Dopo 30 anni di rock coi Chesterfield Kings era pronto per il passo più difficile (“I didn't want to play music anymore. I had just kind of burned out. I didn't want to tour, I didn't want to play, I didn't want to do nothin'”) ma il presupposto di un rallentamento ha permesso al chitarrista Greg ‘Stackhouse’ Provost di guardarsi intorno, di concentrarsi su un vecchio amore, il blues, da quel Drunk On Muddy Water inciso nel 1990 con i Kings, e sul quel progetto nato da lontano, accudito, spolverato nel cassetto, osservato attentamente, sviscerato da più parti, ha trovato nuova luce in Spagna, a Barcellona, per Mississippi Murderer.
Un power trio (Zachary Koch alla batteria e Alex Patrick al basso, con il contributo occasionale al piano di Keenan Bartlett) Greg Prevost lavora sulle piccole crepe blues del passato dalla muscolare Death Rides With the Morning Sun, si allargano fino a diventare buchi nelle distorsioni elettriche di Get Myself Home, Too Much Junk, Never Trust the Devil e Stoned to Death.
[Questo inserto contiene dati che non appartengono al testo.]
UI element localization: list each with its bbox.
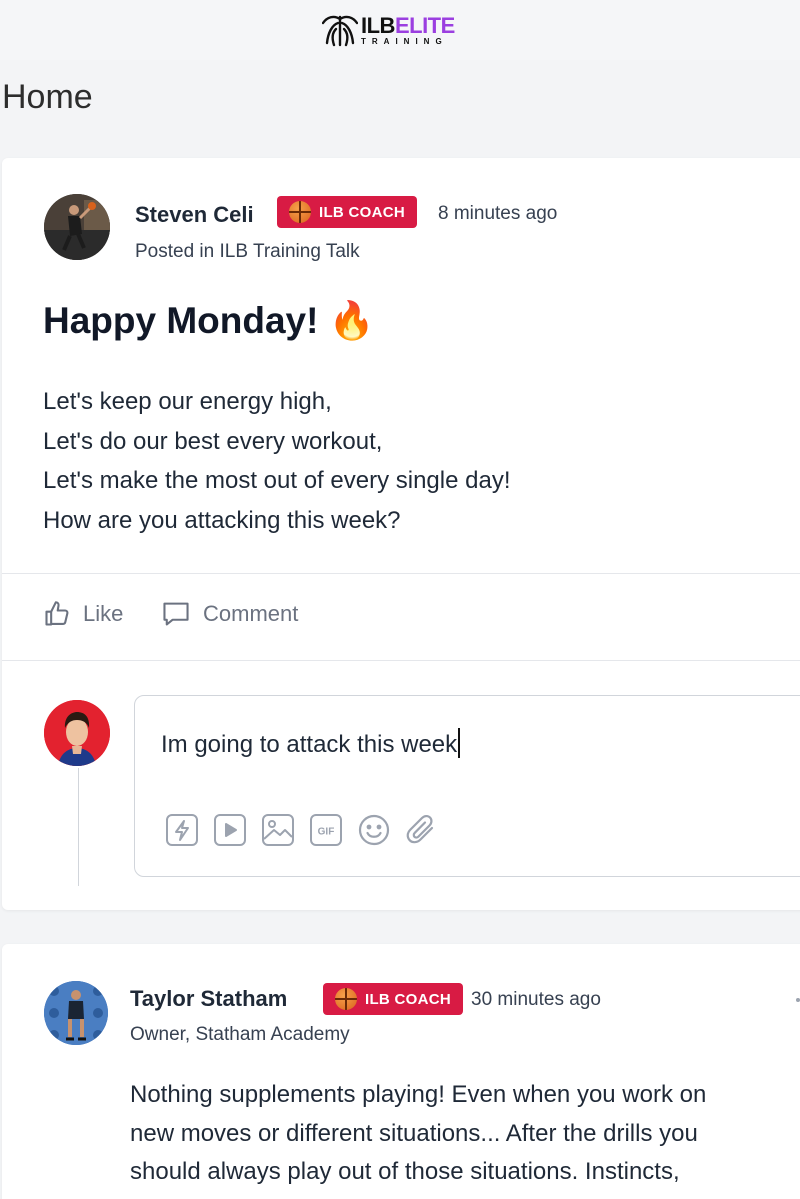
logo-mark-icon [322, 15, 358, 47]
post-category[interactable]: Posted in ILB Training Talk [135, 241, 360, 263]
post-body-line: Let's do our best every workout, [43, 427, 383, 455]
comment-label: Comment [203, 601, 299, 626]
author-title: Owner, Statham Academy [130, 1024, 350, 1045]
post-body-line: Let's keep our energy high, [43, 388, 332, 415]
more-options-icon[interactable] [796, 998, 800, 1002]
post-body-line: should always play out of those situatio… [130, 1158, 680, 1185]
logo-text-training: TRAINING [361, 36, 448, 46]
author-name[interactable]: Steven Celi [135, 202, 254, 228]
comment-input-text: Im going to attack this week [161, 731, 458, 758]
coach-badge: ILB COACH [277, 196, 418, 228]
like-button[interactable]: Like [43, 600, 123, 628]
coach-badge: ILB COACH [323, 983, 464, 1015]
post-timestamp[interactable]: 30 minutes ago [471, 989, 601, 1011]
gif-label: GIF [318, 827, 335, 838]
author-name[interactable]: Taylor Statham [130, 986, 287, 1012]
top-bar: ILBELITE TRAINING [0, 0, 800, 60]
author-avatar[interactable] [44, 981, 108, 1045]
comment-button[interactable]: Comment [161, 600, 298, 628]
video-icon[interactable] [213, 813, 247, 847]
badge-label: ILB COACH [365, 990, 452, 1008]
comment-input[interactable]: Im going to attack this week [161, 728, 460, 759]
basketball-icon [335, 988, 357, 1010]
post-timestamp[interactable]: 8 minutes ago [438, 203, 557, 225]
comment-composer[interactable]: Im going to attack this week GIF [134, 695, 800, 877]
post-body-line: Let's make the most out of every single … [43, 467, 511, 494]
logo-text-ilb: ILB [361, 12, 395, 38]
author-avatar[interactable] [44, 194, 110, 260]
attachment-icon[interactable] [405, 813, 439, 847]
post-body-line: Nothing supplements playing! Even when y… [130, 1081, 707, 1108]
thumbs-up-icon [45, 601, 69, 626]
thread-line [78, 768, 79, 886]
post-title: Happy Monday! 🔥 [43, 300, 375, 341]
post-body: Let's keep our energy high, Let's do our… [43, 382, 510, 540]
lightning-icon[interactable] [165, 813, 199, 847]
emoji-icon[interactable] [357, 813, 391, 847]
post-body-line: How are you attacking this week? [43, 506, 401, 534]
ilb-elite-logo[interactable]: ILBELITE TRAINING [322, 12, 455, 48]
basketball-icon [289, 201, 311, 223]
current-user-avatar[interactable] [44, 700, 110, 766]
logo-text-elite: ELITE [394, 12, 455, 38]
comment-icon [163, 602, 189, 626]
badge-label: ILB COACH [319, 203, 406, 221]
post-body-line: new moves or different situations... Aft… [130, 1119, 698, 1147]
divider [2, 660, 800, 661]
page-title: Home [2, 78, 93, 116]
post-body: Nothing supplements playing! Even when y… [130, 1076, 780, 1192]
text-caret [458, 728, 460, 758]
like-label: Like [83, 601, 124, 626]
image-icon[interactable] [261, 813, 295, 847]
gif-icon[interactable]: GIF [309, 813, 343, 847]
divider [2, 573, 800, 574]
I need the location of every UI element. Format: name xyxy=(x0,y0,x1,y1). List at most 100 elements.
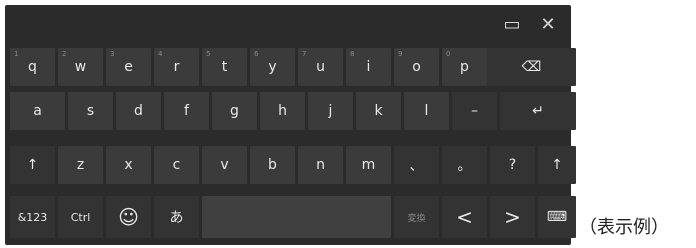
key-label: 。 xyxy=(457,158,472,174)
key-r[interactable]: 4r xyxy=(154,48,199,86)
key-label: 、 xyxy=(409,158,424,174)
key-number-hint: 7 xyxy=(302,50,307,58)
arrow-right-key[interactable]: > xyxy=(490,196,535,238)
arrow-left-key[interactable]: < xyxy=(442,196,487,238)
key-l[interactable]: l xyxy=(404,92,449,130)
ctrl-key[interactable]: Ctrl xyxy=(58,196,103,238)
key-label: ↵ xyxy=(532,103,544,119)
key-label: ⌨ xyxy=(546,209,568,225)
key-label: a xyxy=(33,103,42,119)
key-s[interactable]: s xyxy=(68,92,113,130)
key-label: k xyxy=(374,103,383,119)
key-label: f xyxy=(184,103,189,119)
key-y[interactable]: 6y xyxy=(250,48,295,86)
key-label: ? xyxy=(508,157,517,173)
key-period-jp[interactable]: 。 xyxy=(442,146,487,184)
key-number-hint: 6 xyxy=(254,50,259,58)
key-label: s xyxy=(86,103,95,119)
keyboard-title-bar: ▭ ✕ xyxy=(5,5,571,45)
key-question[interactable]: ? xyxy=(490,146,535,184)
keyboard-toggle-key[interactable]: ⌨ xyxy=(538,196,576,238)
key-v[interactable]: v xyxy=(202,146,247,184)
shift-right-key[interactable]: ↑ xyxy=(538,146,576,184)
key-o[interactable]: 9o xyxy=(394,48,439,86)
key-m[interactable]: m xyxy=(346,146,391,184)
key-number-hint: 3 xyxy=(110,50,115,58)
key-label: d xyxy=(134,103,143,119)
key-number-hint: 1 xyxy=(14,50,19,58)
key-x[interactable]: x xyxy=(106,146,151,184)
backspace-key[interactable]: ⌫ xyxy=(487,48,576,86)
key-label: h xyxy=(278,103,287,119)
key-label: b xyxy=(268,157,277,173)
key-label: v xyxy=(220,157,229,173)
key-number-hint: 9 xyxy=(398,50,403,58)
key-number-hint: 4 xyxy=(158,50,163,58)
key-b[interactable]: b xyxy=(250,146,295,184)
key-k[interactable]: k xyxy=(356,92,401,130)
key-label: m xyxy=(361,157,376,173)
key-label: ☺ xyxy=(118,205,139,229)
key-q[interactable]: 1q xyxy=(10,48,55,86)
key-label: ⌫ xyxy=(521,59,542,75)
key-label: g xyxy=(230,103,239,119)
key-w[interactable]: 2w xyxy=(58,48,103,86)
key-label: &123 xyxy=(17,210,48,224)
key-number-hint: 8 xyxy=(350,50,355,58)
key-comma-jp[interactable]: 、 xyxy=(394,146,439,184)
key-label: 変換 xyxy=(407,213,426,224)
key-label: p xyxy=(460,59,469,75)
key-p[interactable]: 0p xyxy=(442,48,487,86)
key-label: y xyxy=(268,59,277,75)
key-j[interactable]: j xyxy=(308,92,353,130)
key-label: x xyxy=(124,157,133,173)
key-label: – xyxy=(471,103,478,119)
key-e[interactable]: 3e xyxy=(106,48,151,86)
key-label: o xyxy=(412,59,421,75)
key-label: n xyxy=(316,157,325,173)
key-label: w xyxy=(74,59,87,75)
key-label: Ctrl xyxy=(70,210,91,224)
dock-icon[interactable]: ▭ xyxy=(501,14,523,36)
key-label: e xyxy=(124,59,133,75)
touch-keyboard: ▭ ✕ 1 q 2 w 3 e 4 r 5 t 6 y 7 u 8 i 9 o 0 p ⌫ a s d f g h j k l – ↵ ↑ z x c… xyxy=(5,5,576,245)
key-f[interactable]: f xyxy=(164,92,209,130)
enter-key[interactable]: ↵ xyxy=(500,92,576,130)
key-t[interactable]: 5t xyxy=(202,48,247,86)
key-label: ↑ xyxy=(26,157,39,173)
key-dash[interactable]: – xyxy=(452,92,497,130)
key-label: l xyxy=(424,103,429,119)
key-c[interactable]: c xyxy=(154,146,199,184)
key-h[interactable]: h xyxy=(260,92,305,130)
key-d[interactable]: d xyxy=(116,92,161,130)
key-label: i xyxy=(366,59,371,75)
ime-mode-key[interactable]: あ xyxy=(154,196,199,238)
convert-key[interactable]: 変換 xyxy=(394,196,439,238)
space-key[interactable] xyxy=(202,196,391,238)
key-label: c xyxy=(172,157,181,173)
key-label: > xyxy=(504,205,521,229)
key-label: q xyxy=(28,59,37,75)
key-number-hint: 0 xyxy=(446,50,451,58)
key-u[interactable]: 7u xyxy=(298,48,343,86)
key-label: j xyxy=(328,103,333,119)
emoji-key[interactable]: ☺ xyxy=(106,196,151,238)
key-label: あ xyxy=(169,210,184,226)
key-label: r xyxy=(173,59,180,75)
key-label: ↑ xyxy=(551,157,563,173)
close-icon[interactable]: ✕ xyxy=(537,14,559,36)
shift-left-key[interactable]: ↑ xyxy=(10,146,55,184)
key-number-hint: 5 xyxy=(206,50,211,58)
key-n[interactable]: n xyxy=(298,146,343,184)
symbols-key[interactable]: &123 xyxy=(10,196,55,238)
key-label: u xyxy=(316,59,325,75)
key-i[interactable]: 8i xyxy=(346,48,391,86)
key-label: z xyxy=(76,157,85,173)
caption-display-example: （表示例） xyxy=(579,217,669,238)
key-number-hint: 2 xyxy=(62,50,67,58)
key-label: < xyxy=(456,205,473,229)
key-z[interactable]: z xyxy=(58,146,103,184)
key-a[interactable]: a xyxy=(10,92,65,130)
key-label: t xyxy=(221,59,228,75)
key-g[interactable]: g xyxy=(212,92,257,130)
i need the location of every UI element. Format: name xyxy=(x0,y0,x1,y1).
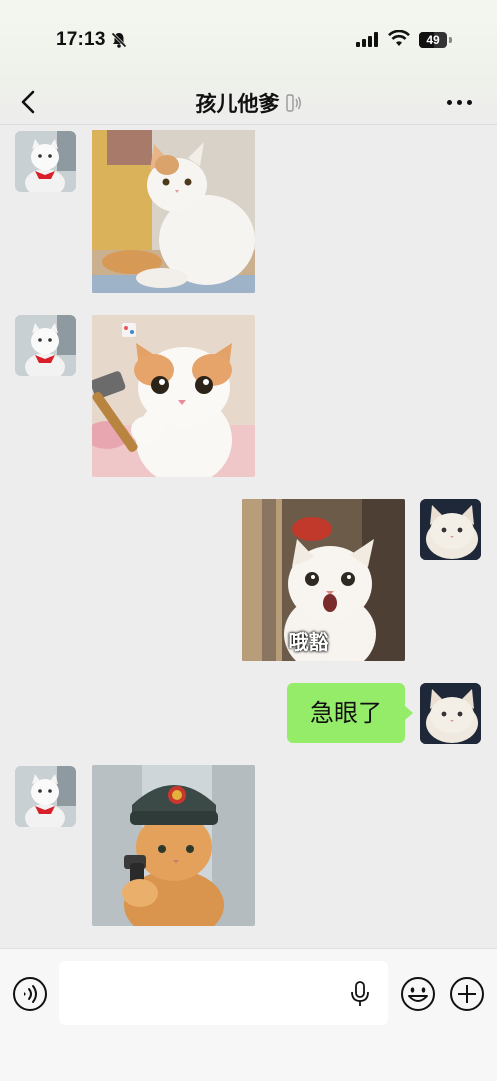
contact-avatar[interactable] xyxy=(15,315,76,376)
bubble-tail xyxy=(405,706,413,720)
input-bar xyxy=(0,948,497,1081)
chat-messages[interactable]: . 哦豁 急眼了 xyxy=(0,124,497,948)
message-bubble-outgoing[interactable]: 急眼了 xyxy=(287,683,405,743)
status-bar: 17:13 49 xyxy=(0,0,497,80)
contact-avatar[interactable] xyxy=(15,766,76,827)
sticker-caption: 哦豁 xyxy=(288,630,329,654)
battery-tip xyxy=(449,37,452,43)
microphone-icon[interactable] xyxy=(350,981,370,1007)
cellular-signal-icon xyxy=(356,32,378,47)
contact-avatar[interactable] xyxy=(15,131,76,192)
chat-title: 孩儿他爹 xyxy=(0,88,497,118)
bell-off-icon xyxy=(111,32,127,48)
sticker-cat-with-pistol[interactable] xyxy=(92,765,255,926)
status-time: 17:13 xyxy=(56,29,106,50)
chat-title-text: 孩儿他爹 xyxy=(195,92,280,116)
more-options-icon[interactable] xyxy=(447,92,475,112)
battery-icon: 49 xyxy=(419,32,447,48)
battery-level: 49 xyxy=(426,33,440,47)
sticker-white-cat-sitting[interactable] xyxy=(92,130,255,293)
plus-icon[interactable] xyxy=(449,976,485,1012)
my-avatar[interactable] xyxy=(420,499,481,560)
my-avatar[interactable] xyxy=(420,683,481,744)
speaker-earpiece-icon xyxy=(285,94,301,112)
wifi-icon xyxy=(388,30,410,46)
nav-bar: 孩儿他爹 xyxy=(0,80,497,125)
emoji-icon[interactable] xyxy=(400,976,436,1012)
voice-mode-icon[interactable] xyxy=(12,976,48,1012)
sticker-surprised-cat[interactable]: . 哦豁 xyxy=(242,499,405,661)
message-input[interactable] xyxy=(59,961,388,1025)
sticker-cat-with-hammer[interactable] xyxy=(92,315,255,477)
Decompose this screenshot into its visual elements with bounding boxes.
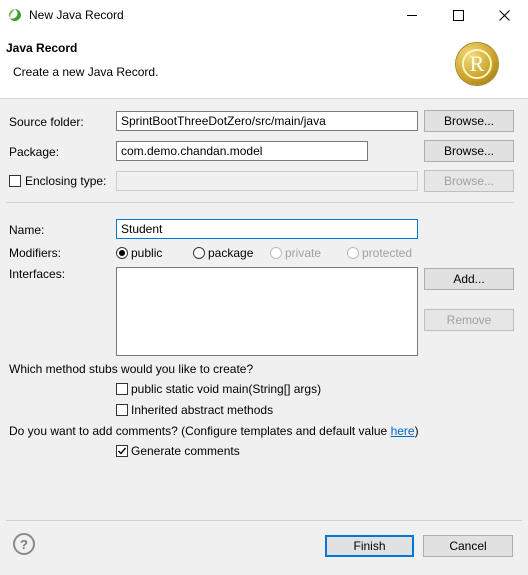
source-folder-browse-button[interactable]: Browse... [424, 110, 514, 132]
maximize-icon [452, 9, 464, 21]
record-logo-icon: R [456, 43, 498, 85]
add-interface-button[interactable]: Add... [424, 268, 514, 290]
name-label: Name: [9, 223, 45, 237]
cancel-button[interactable]: Cancel [423, 535, 513, 557]
inherited-methods-checkbox[interactable] [116, 404, 128, 416]
modifier-private-label: private [285, 246, 322, 260]
modifier-package-label: package [208, 246, 254, 260]
generate-comments-checkbox[interactable] [116, 445, 128, 457]
source-folder-label: Source folder: [9, 115, 84, 129]
package-field[interactable]: com.demo.chandan.model [116, 141, 368, 161]
remove-interface-button: Remove [424, 309, 514, 331]
footer-separator [6, 520, 522, 521]
interfaces-list[interactable] [116, 267, 418, 356]
checkmark-icon [118, 447, 127, 455]
eclipse-app-icon [8, 8, 22, 22]
maximize-button[interactable] [435, 0, 481, 30]
enclosing-type-browse-button: Browse... [424, 170, 514, 192]
comments-question: Do you want to add comments? (Configure … [9, 424, 419, 438]
main-method-label: public static void main(String[] args) [131, 382, 322, 396]
generate-comments-label: Generate comments [131, 444, 240, 458]
inherited-methods-label: Inherited abstract methods [131, 403, 274, 417]
package-browse-button[interactable]: Browse... [424, 140, 514, 162]
page-title: Java Record [6, 41, 78, 55]
modifier-package-radio[interactable] [193, 247, 205, 259]
minimize-button[interactable] [389, 0, 435, 30]
help-icon[interactable]: ? [13, 533, 35, 555]
package-label: Package: [9, 145, 60, 159]
separator [6, 202, 514, 203]
modifier-protected-label: protected [362, 246, 413, 260]
minimize-icon [407, 14, 417, 16]
enclosing-type-field [116, 171, 418, 191]
enclosing-type-checkbox[interactable] [9, 175, 21, 187]
modifiers-label: Modifiers: [9, 246, 62, 260]
modifier-private-radio [270, 247, 282, 259]
window-title: New Java Record [29, 8, 124, 22]
main-method-checkbox[interactable] [116, 383, 128, 395]
modifier-public-radio[interactable] [116, 247, 128, 259]
page-description: Create a new Java Record. [13, 65, 159, 79]
close-icon [498, 9, 510, 21]
modifier-public-label: public [131, 246, 163, 260]
name-field[interactable]: Student [116, 219, 418, 239]
comments-question-text: Do you want to add comments? (Configure … [9, 424, 388, 438]
enclosing-type-label: Enclosing type: [25, 174, 107, 188]
comments-question-close: ) [414, 424, 419, 438]
finish-button[interactable]: Finish [325, 535, 414, 557]
modifier-protected-radio [347, 247, 359, 259]
source-folder-field[interactable]: SprintBootThreeDotZero/src/main/java [116, 111, 418, 131]
close-button[interactable] [481, 0, 527, 30]
method-stubs-question: Which method stubs would you like to cre… [9, 362, 254, 376]
configure-templates-link[interactable]: here [391, 424, 415, 438]
interfaces-label: Interfaces: [9, 267, 66, 281]
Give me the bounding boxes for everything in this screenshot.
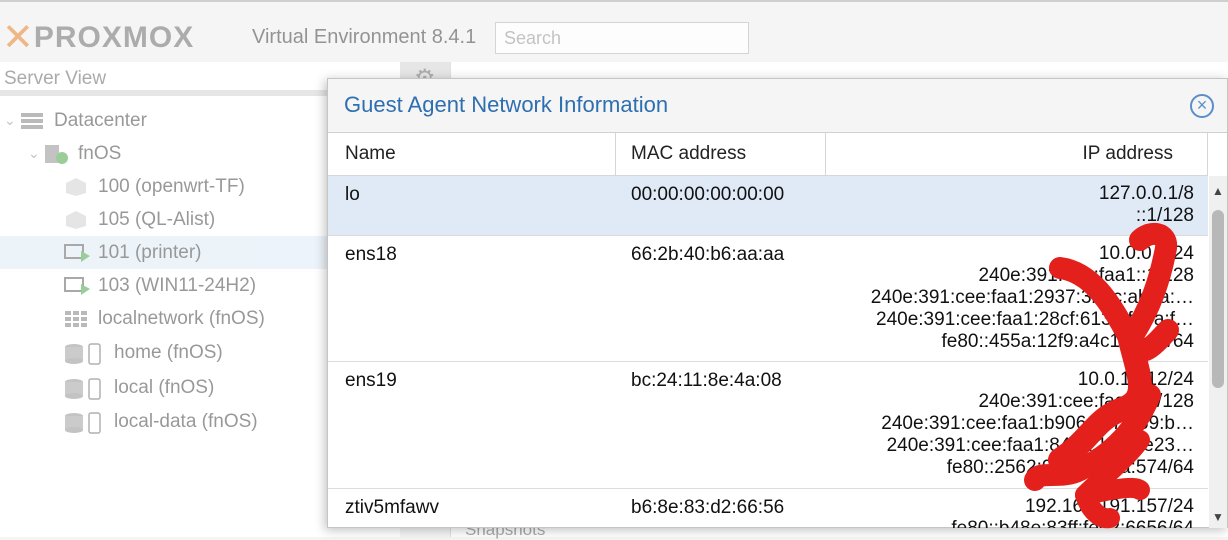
- grid-scrollbar[interactable]: ▲ ▼: [1209, 176, 1227, 528]
- grid-header: Name MAC address IP address: [328, 133, 1208, 176]
- table-row[interactable]: ztiv5mfawv b6:8e:83:d2:66:56 192.168.191…: [328, 489, 1208, 528]
- datacenter-icon: [20, 111, 44, 131]
- tree-item-storage-local-data[interactable]: local-data (fnOS): [64, 405, 258, 438]
- dialog-header: Guest Agent Network Information ×: [328, 79, 1227, 133]
- network-info-dialog: Guest Agent Network Information × Name M…: [327, 78, 1228, 528]
- storage-icon: [64, 342, 104, 365]
- storage-icon: [64, 377, 104, 400]
- tree-item-datacenter[interactable]: ⌄ Datacenter: [4, 104, 147, 137]
- chevron-down-icon: ⌄: [28, 145, 40, 161]
- sdn-grid-icon: [64, 309, 88, 329]
- vm-running-icon: [64, 276, 90, 296]
- ip-list: 127.0.0.1/8 ::1/128: [1098, 183, 1194, 226]
- tree-item-node-fnos[interactable]: ⌄ fnOS: [28, 137, 121, 170]
- interface-grid: lo 00:00:00:00:00:00 127.0.0.1/8 ::1/128…: [328, 176, 1208, 528]
- table-row[interactable]: ens18 66:2b:40:b6:aa:aa 10.0.0.1/24 240e…: [328, 236, 1208, 362]
- column-header-ip[interactable]: IP address: [826, 133, 1208, 175]
- tree-item-vm-103[interactable]: 103 (WIN11-24H2): [64, 269, 256, 302]
- scrollbar-thumb[interactable]: [1212, 210, 1224, 388]
- container-icon: [64, 210, 88, 230]
- proxmox-logo: ✕ PROXMOX: [2, 17, 195, 59]
- chevron-down-icon: ⌄: [4, 112, 16, 128]
- tree-item-ct-100[interactable]: 100 (openwrt-TF): [64, 170, 245, 203]
- container-icon: [64, 177, 88, 197]
- node-icon: [44, 144, 68, 164]
- storage-icon: [64, 411, 104, 434]
- tree-item-storage-local[interactable]: local (fnOS): [64, 371, 214, 404]
- tree-item-sdn-localnetwork[interactable]: localnetwork (fnOS): [64, 302, 265, 335]
- ip-list: 10.0.12.12/24 240e:391:cee:faa2::a/128 2…: [881, 369, 1194, 478]
- search-input[interactable]: [495, 22, 749, 54]
- close-icon[interactable]: ×: [1190, 94, 1214, 118]
- ip-list: 10.0.0.1/24 240e:391:cee:faa1::1/128 240…: [870, 243, 1194, 352]
- scroll-up-icon[interactable]: ▲: [1212, 184, 1224, 198]
- tree-item-ct-105[interactable]: 105 (QL-Alist): [64, 203, 215, 236]
- tree-item-storage-home[interactable]: home (fnOS): [64, 336, 223, 369]
- dialog-title: Guest Agent Network Information: [344, 92, 669, 117]
- ip-list: 192.168.191.157/24 fe80::b48e:83ff:fed2:…: [951, 496, 1194, 528]
- scroll-down-icon[interactable]: ▼: [1212, 510, 1224, 524]
- column-header-name[interactable]: Name: [328, 133, 616, 175]
- table-row[interactable]: ens19 bc:24:11:8e:4a:08 10.0.12.12/24 24…: [328, 362, 1208, 489]
- vm-running-icon: [64, 243, 90, 263]
- column-header-mac[interactable]: MAC address: [616, 133, 826, 175]
- table-row[interactable]: lo 00:00:00:00:00:00 127.0.0.1/8 ::1/128: [328, 176, 1208, 236]
- product-version: Virtual Environment 8.4.1: [252, 26, 477, 48]
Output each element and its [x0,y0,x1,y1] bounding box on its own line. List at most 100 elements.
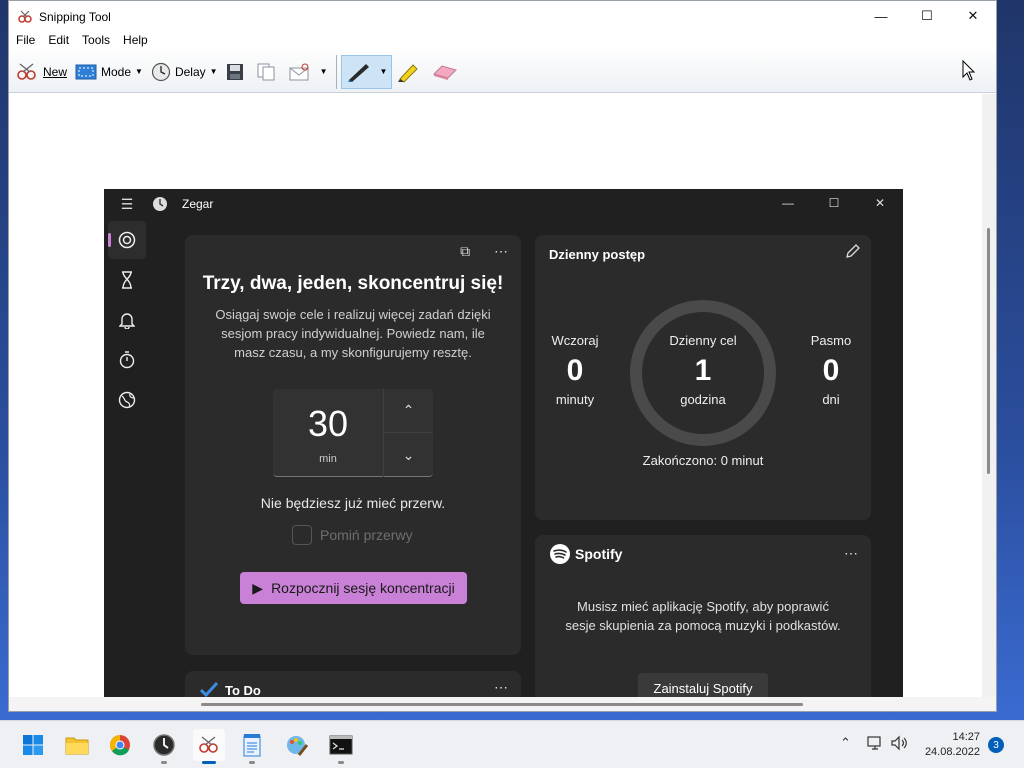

Le osserva in disparte quando si sposta in un altro spazio, acustico, in I Ain't Signifying, pronto a regalare un’avvicente coda elettrica e nel segno di Robert Johnson (Ramblin On My Mind), trovando il fascino della lap steel in Ain’t Nothin Here to Change My Mind e dell’armonica (Hey Gyp (Dig the Slowness) e Downstate New Yawk Blooze).
Mississippi Murderer si ferma ancora sulla soglia del tempo con Hard Time Killing Floor Blues di Skip James e John The Revelator di Blind Willie Johnson, ma in una dimensione che non odora di naftalina, ma solo di sano e viscerale blues.